The issue that occurs is in the way in which the initial “random” private key is generated. Ethereum private keys are 32 bytes in length, which means there are 2^256 possible keys. Brute forcing that many keys is impossible with current technology so there should be no way to compute someone’s private key. The profanity code uses a pseudo random number generator called mt19937, but that generator only outputs 8 bytes at a time and takes in a 4-byte unsigned int seed (which is fed by a random_device call). So the code has to get 4 outputs and combine them into one random private key. The problem lies in the fact that the mt19937_64 program only gets seeded once so the “random” numbers it outputs don’t change if the input seed is reused (the output of mt19937 is a 19937 bit seed sequence that doesn’t change if the seed is the same). By generating the initial private this way you have reduce the complexity of computation from 2^256 down to 2^32 (the 4 byte seed).
Now this is only the starting keys that are used and the methods used to crack the keys is fairly complex and involve a good understanding of cryptography and private/public key correlation, but the flaw in the program is pretty easy to understand. You can actually generate and save all of the starting private keys that could be generated by this program in just a few hours and less than 2TB of hard drive space.
A quick modification and recompile where we set the seed to a specific number you would see that the private key doesn’t change when run multiple times. Running the program multiple times outputs the same starting private key when the single randomization seed is fixed.
OK, so this goes back to “what were they thinking” when reviewing other’s code. This random number generation is such a basic concept that needs to be done properly that it defies logic that it would be done this way.
OK so how do we fix this so it’s actually random and has the expected randomness of 2^256. There are a few ways, but a for loop seemed to be the easiest for a permanent fix, however to prove that the new program doesn’t have the same issue it’s easier to just create 4 different mt19937 variables and set the first to zero. However, upon closer inspection you are still using only 4 * 4-byte seeds, so you have only increased the randomness to 2^128. That’s certainly a lot better than 2^32, but we are wanting to get a cryptographically secure randomness of 2^256.
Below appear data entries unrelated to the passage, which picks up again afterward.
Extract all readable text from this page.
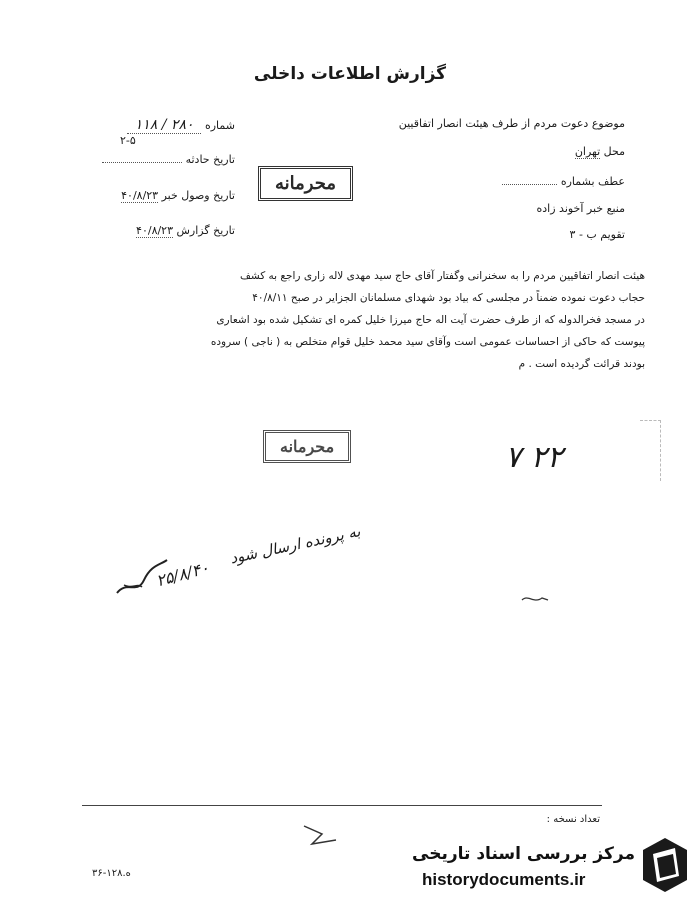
گزارش اطلاعات داخلی
شماره ۲۸۰ / ۱۱۸
۲-۵
تاریخ حادثه
تاریخ وصول خبر ۴۰/۸/۲۳
تاریخ گزارش ۴۰/۸/۲۳
موضوع دعوت مردم از طرف هیئت انصار اتفاقیین
محل تهران
عطف بشماره
منبع خبر آخوند زاده
تقویم ب - ۳
محرمانه
هیئت انصار اتفاقیین مردم را به سخنرانی وگفتار آقای حاج سید مهدی لاله زاری راجع به کشف
حجاب دعوت نموده ضمناً در مجلسی که بیاد بود شهدای مسلمانان الجزایر در صبح ۴۰/۸/۱۱
در مسجد فخرالدوله که از طرف حضرت آیت اله حاج میرزا خلیل کمره ای تشکیل شده بود اشعاری
پیوست که حاکی از احساسات عمومی است وآقای سید محمد خلیل قوام متخلص به ( ناجی ) سروده
بودند قرائت گردیده است . م
محرمانه	۷ ۲۲
به پرونده ارسال شود
۲۵/۸/۴۰
تعداد نسخه :
ه.۱۲۸-۳۶
مرکز بررسی اسناد تاریخی
historydocuments.ir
So how do we get and feed a random seed sequence that is at least 32-bits long so mt19937 is random? We don’t even need to reseed that function for the multiple calls we need to make if we can feed it a large enough seed (mt19937 will take up to 624 words). In this case I found a blog that talked about how to properly seed mt19937 so I went about modifying the program to use that information.
Pretty simple changes to fix a program flaw that cost a company $160M.
This is a good reminder to everyone that just because a program is open source doesn’t mean that it doesn’t contain flaws. In reality it might be less secure to use something that is open source because everyone has eyes on the code and and attacker can more easily find the flaw and exploit it. In this case making a program to exploit the flaw can actually be done with about 100 lines of code changes in the original profanity code.